For 50 years, HSP have worked very well with polymers, nanoparticles, dispersions etc. but many of us have noticed that with smaller, crystalline solutes fits and predictions can be less good. An Open Access paper, Manuel J. Louwerse, Ana Maldonado, Simon Rousseau, Chloe Moreau-Masselon, Bernard Roux, and Gadi Rothenberg, Revisiting Hansen solubility parameters by including thermodynamics, ChemPhysChem, 18, 2999–3006, 2017, published jointly by the groups of Prof Gadi Rothenberg at the University of Amsterdam, and of Dr. Bernard Roux at the Solvay Lab of the Future in Bordeaux, which combines a deep theoretical analysis with extensive experimental data (used for fitting and prediction testing) from Solvay, may explain what the issues are.
It has always been known (and Hansen knew this right from the start) that the size of the solvent molecule plays a significant part in the thermodynamics of solvation, with smaller solvents being thermodynamically superior. However, attempts by Hansen and others (e.g. within HSPiP) to include size effects within the HSP scheme provided little benefit for more complexity.
The thorough review of the basic thermodynamics in this paper shows that when calculating a Hansen Sphere, there is an effective radius, reff, that depends on the standard radius of the solute, r, and the radius of each individual solvent, rsolv.
1/reff = 1/r + 1/rsolv
The solvent radius can be determined from the MVol. So what about the solute radius? It turns out that for polymers this radius is super-small in terms of the key calculation (there is an internal conversion to a different "standard state"), so the relatively large solvent radius hardly affects the value of reff. Therefore, as has been seen regularly, solvent size effects are rather small and the HSP community has been right to choose the pragmatic simplicity of not over-complicating things.

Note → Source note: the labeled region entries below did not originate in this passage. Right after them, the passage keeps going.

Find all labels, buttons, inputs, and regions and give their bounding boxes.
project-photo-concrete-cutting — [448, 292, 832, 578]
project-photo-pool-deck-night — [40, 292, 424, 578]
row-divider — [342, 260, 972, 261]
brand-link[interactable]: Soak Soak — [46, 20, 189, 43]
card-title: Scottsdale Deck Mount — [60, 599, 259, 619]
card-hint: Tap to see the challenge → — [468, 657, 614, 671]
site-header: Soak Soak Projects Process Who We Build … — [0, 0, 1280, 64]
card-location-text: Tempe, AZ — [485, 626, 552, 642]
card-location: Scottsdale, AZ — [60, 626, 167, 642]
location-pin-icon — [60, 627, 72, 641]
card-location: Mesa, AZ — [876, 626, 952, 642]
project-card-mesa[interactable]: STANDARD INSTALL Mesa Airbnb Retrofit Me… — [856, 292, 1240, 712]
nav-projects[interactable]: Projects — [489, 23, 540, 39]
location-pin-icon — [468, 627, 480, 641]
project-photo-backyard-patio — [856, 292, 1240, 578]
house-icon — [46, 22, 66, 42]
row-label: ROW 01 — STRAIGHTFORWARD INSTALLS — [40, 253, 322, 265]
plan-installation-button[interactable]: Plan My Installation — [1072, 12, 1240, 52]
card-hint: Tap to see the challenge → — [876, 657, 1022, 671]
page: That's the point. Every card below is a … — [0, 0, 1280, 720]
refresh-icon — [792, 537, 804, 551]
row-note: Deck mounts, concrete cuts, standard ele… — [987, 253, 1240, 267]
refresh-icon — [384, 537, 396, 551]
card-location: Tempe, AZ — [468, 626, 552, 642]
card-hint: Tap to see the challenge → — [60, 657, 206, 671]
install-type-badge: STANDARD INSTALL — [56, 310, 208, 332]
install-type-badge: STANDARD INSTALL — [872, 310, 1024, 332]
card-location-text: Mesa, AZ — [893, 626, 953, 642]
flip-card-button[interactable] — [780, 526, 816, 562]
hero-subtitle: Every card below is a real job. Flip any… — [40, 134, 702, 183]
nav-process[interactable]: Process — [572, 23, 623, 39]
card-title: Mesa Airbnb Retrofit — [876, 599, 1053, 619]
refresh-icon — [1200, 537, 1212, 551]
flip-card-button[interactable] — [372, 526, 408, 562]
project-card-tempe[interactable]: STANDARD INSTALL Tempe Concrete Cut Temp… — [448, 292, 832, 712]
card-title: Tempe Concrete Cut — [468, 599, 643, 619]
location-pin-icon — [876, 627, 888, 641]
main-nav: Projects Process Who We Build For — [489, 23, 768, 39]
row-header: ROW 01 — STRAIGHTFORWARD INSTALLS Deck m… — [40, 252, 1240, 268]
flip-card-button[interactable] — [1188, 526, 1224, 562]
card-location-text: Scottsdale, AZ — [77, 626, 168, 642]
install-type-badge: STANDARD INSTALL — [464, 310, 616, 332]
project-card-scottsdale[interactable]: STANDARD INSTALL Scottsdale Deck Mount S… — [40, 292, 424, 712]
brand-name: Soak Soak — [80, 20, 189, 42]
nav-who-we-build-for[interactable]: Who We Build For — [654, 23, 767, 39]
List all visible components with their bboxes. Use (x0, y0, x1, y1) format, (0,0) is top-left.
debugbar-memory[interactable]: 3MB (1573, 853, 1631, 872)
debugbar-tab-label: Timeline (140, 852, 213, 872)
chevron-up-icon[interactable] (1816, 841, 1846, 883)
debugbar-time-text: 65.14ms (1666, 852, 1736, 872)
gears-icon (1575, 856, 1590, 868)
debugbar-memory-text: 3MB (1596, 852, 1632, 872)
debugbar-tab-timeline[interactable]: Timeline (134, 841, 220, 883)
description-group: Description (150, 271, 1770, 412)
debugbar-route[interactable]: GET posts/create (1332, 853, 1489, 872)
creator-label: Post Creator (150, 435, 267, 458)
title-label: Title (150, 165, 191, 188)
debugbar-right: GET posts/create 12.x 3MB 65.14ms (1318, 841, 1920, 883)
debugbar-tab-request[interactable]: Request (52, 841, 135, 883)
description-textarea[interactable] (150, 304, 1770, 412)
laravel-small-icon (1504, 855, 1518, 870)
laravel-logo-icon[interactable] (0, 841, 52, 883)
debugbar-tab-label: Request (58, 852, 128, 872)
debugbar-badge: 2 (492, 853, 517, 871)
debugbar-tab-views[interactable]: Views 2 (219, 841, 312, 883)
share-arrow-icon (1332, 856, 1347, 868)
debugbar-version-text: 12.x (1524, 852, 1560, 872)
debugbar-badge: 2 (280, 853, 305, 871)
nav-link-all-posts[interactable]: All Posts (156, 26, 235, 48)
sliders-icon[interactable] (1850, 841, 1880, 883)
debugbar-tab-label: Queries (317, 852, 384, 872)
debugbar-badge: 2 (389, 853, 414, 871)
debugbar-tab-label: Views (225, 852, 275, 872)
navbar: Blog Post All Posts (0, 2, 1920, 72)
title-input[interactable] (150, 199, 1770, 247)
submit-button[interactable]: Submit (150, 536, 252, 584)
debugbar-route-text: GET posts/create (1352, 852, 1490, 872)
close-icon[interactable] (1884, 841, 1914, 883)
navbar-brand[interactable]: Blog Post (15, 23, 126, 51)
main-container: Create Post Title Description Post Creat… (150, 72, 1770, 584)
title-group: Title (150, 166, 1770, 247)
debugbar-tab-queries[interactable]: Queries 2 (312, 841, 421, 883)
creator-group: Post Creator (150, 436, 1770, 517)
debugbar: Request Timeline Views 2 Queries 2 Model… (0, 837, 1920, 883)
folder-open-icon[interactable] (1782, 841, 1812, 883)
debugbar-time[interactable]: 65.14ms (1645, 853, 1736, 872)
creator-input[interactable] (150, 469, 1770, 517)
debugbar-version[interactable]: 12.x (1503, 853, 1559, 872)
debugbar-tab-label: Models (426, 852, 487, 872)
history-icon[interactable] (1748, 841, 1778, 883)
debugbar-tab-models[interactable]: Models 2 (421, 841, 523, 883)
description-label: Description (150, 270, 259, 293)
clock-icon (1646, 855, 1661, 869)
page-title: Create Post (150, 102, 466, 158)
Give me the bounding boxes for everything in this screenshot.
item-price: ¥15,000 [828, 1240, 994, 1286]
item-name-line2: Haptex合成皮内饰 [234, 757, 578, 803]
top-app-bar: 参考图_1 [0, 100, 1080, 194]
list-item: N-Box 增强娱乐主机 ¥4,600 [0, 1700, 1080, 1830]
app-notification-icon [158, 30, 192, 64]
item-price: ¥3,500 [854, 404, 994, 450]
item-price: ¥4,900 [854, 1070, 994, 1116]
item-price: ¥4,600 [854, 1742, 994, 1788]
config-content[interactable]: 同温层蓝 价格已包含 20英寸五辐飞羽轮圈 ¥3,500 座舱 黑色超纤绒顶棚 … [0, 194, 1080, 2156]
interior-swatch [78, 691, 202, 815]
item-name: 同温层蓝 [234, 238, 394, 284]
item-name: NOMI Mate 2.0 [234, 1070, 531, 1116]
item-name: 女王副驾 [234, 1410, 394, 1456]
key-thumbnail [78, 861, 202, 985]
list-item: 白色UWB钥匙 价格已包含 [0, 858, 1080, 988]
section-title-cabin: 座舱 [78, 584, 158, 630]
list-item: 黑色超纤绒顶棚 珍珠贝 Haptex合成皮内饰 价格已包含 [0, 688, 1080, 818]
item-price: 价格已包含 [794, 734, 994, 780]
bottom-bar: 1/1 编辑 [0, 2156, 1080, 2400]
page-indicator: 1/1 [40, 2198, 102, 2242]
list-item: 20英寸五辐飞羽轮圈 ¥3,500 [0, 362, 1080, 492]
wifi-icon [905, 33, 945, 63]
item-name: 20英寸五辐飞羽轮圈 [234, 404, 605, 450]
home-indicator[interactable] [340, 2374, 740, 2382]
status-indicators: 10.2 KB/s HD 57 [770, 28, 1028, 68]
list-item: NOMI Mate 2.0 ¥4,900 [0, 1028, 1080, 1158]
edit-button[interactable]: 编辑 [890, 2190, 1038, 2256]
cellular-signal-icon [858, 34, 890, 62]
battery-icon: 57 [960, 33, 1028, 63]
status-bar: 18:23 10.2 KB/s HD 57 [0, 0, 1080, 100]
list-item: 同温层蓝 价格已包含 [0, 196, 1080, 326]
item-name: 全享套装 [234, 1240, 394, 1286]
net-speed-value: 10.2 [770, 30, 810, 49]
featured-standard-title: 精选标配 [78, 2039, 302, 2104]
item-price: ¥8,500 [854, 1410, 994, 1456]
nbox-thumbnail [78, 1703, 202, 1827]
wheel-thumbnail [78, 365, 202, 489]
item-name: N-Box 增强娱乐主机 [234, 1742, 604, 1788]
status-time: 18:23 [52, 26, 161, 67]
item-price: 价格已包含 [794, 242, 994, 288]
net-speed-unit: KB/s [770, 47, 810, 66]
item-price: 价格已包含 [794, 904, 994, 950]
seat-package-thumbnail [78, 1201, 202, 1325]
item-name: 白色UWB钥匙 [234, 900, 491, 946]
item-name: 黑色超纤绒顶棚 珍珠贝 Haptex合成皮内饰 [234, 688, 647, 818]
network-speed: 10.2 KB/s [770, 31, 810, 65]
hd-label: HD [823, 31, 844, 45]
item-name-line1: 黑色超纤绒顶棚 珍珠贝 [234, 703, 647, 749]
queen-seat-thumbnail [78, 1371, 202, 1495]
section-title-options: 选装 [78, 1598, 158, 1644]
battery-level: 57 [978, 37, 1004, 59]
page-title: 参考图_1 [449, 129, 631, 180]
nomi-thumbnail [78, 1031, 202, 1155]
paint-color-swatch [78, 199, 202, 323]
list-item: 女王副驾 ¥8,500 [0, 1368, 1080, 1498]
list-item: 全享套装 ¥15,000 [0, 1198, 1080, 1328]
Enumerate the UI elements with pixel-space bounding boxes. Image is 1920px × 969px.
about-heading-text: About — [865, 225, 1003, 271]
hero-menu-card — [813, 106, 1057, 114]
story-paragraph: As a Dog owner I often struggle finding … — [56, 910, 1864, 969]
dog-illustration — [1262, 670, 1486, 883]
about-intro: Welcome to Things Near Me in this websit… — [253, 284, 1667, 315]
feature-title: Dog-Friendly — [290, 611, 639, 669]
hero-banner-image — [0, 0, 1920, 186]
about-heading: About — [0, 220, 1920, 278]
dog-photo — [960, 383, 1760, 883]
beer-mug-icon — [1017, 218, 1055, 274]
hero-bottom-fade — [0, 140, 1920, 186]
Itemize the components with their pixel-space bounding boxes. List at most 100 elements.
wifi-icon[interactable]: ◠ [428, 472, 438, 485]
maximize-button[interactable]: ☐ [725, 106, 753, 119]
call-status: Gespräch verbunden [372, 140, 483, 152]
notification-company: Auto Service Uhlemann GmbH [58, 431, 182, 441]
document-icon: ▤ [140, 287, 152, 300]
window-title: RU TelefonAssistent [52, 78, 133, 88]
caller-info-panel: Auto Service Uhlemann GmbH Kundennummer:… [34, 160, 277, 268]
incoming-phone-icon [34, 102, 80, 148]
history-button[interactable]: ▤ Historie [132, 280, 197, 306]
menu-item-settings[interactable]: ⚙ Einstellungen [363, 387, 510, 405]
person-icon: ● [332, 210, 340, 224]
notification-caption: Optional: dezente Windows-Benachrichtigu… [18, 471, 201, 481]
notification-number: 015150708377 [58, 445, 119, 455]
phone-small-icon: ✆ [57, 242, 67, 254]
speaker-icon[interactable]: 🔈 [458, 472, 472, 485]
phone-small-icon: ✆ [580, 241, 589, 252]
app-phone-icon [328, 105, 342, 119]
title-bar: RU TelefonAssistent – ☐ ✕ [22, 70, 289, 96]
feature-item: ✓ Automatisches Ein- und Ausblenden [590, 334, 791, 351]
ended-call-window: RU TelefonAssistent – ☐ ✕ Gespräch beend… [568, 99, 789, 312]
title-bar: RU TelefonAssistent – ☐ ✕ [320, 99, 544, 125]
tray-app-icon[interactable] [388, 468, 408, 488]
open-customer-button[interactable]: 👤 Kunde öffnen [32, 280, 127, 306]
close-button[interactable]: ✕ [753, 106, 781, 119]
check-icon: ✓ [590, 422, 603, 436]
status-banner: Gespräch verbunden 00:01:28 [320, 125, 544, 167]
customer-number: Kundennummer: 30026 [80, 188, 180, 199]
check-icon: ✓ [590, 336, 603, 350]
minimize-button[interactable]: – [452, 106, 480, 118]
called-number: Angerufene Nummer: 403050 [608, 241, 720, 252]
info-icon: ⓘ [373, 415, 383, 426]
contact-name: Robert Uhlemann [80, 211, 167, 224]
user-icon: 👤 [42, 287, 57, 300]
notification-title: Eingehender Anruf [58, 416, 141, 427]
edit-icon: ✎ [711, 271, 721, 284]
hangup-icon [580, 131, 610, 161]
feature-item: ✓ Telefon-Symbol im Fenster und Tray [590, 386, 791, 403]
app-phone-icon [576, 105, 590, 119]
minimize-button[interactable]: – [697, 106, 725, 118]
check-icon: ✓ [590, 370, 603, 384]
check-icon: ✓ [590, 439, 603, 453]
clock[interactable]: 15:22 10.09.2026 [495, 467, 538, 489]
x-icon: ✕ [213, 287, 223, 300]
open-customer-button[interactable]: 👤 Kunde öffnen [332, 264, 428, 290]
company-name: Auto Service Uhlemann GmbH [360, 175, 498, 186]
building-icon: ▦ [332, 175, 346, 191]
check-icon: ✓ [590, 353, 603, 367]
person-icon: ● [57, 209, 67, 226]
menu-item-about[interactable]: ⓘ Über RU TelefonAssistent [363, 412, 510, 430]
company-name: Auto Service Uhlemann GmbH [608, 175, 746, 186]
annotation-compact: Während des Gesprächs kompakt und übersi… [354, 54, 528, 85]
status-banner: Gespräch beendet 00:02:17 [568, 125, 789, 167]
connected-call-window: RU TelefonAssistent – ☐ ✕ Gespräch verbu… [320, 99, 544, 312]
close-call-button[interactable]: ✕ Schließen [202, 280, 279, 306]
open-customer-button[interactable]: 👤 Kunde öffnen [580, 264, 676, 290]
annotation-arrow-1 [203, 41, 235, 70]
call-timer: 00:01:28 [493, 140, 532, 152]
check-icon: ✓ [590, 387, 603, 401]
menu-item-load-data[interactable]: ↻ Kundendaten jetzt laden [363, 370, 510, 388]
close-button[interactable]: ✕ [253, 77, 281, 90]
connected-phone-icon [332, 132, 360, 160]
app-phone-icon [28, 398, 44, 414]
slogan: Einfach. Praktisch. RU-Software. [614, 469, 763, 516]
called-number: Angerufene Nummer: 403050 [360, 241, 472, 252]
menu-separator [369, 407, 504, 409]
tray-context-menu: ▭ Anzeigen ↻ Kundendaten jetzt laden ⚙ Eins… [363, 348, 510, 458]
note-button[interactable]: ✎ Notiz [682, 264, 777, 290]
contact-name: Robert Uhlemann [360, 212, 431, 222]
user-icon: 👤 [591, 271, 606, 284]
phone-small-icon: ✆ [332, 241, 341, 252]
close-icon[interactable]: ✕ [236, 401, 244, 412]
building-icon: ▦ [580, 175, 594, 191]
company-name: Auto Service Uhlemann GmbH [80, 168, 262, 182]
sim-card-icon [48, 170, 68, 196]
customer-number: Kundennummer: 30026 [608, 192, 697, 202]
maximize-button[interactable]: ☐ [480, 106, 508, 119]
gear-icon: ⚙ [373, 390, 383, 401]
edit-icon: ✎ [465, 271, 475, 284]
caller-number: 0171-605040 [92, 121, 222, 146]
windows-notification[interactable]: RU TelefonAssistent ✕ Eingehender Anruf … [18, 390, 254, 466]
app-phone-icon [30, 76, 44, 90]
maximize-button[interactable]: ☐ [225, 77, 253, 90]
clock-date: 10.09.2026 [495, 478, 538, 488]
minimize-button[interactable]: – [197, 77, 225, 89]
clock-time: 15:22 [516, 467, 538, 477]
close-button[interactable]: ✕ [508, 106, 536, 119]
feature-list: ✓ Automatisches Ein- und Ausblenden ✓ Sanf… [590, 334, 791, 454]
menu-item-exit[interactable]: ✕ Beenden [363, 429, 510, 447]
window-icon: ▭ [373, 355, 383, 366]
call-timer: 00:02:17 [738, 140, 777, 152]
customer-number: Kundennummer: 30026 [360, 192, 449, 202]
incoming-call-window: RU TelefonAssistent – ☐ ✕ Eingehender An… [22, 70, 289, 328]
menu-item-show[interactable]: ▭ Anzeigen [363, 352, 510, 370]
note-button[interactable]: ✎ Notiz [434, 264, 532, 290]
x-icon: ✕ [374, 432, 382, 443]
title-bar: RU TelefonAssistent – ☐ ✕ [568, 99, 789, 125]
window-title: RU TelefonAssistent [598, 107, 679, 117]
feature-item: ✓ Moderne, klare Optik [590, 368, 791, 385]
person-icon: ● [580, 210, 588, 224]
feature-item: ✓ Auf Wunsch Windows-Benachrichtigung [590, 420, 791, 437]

But for small molecule solutes, the solvent size correction can be significant, and that is what has been missing for those who regularly use HSP with such solutes.
It turns out that properly applying the correction and obtaining a reliable fitting process is far from easy. Happily, the team have provided a Matlab package zip file, nicely documented, that can be downloaded and used by anyone who is keen to get better fits to tricky small solutes.
The paper includes other improvements (e.g. the ability to compare yes/no solubility results at different target concentrations and a correction for the melting point of the given solute) which are not discussed further here but which the reader will enjoy exploring.
We thank Dr Manuel Louwerse for his help in explaining to us many of the subtleties of the new technique and for the permission from himself and the team to allow us to provide the Matlab package to interested readers.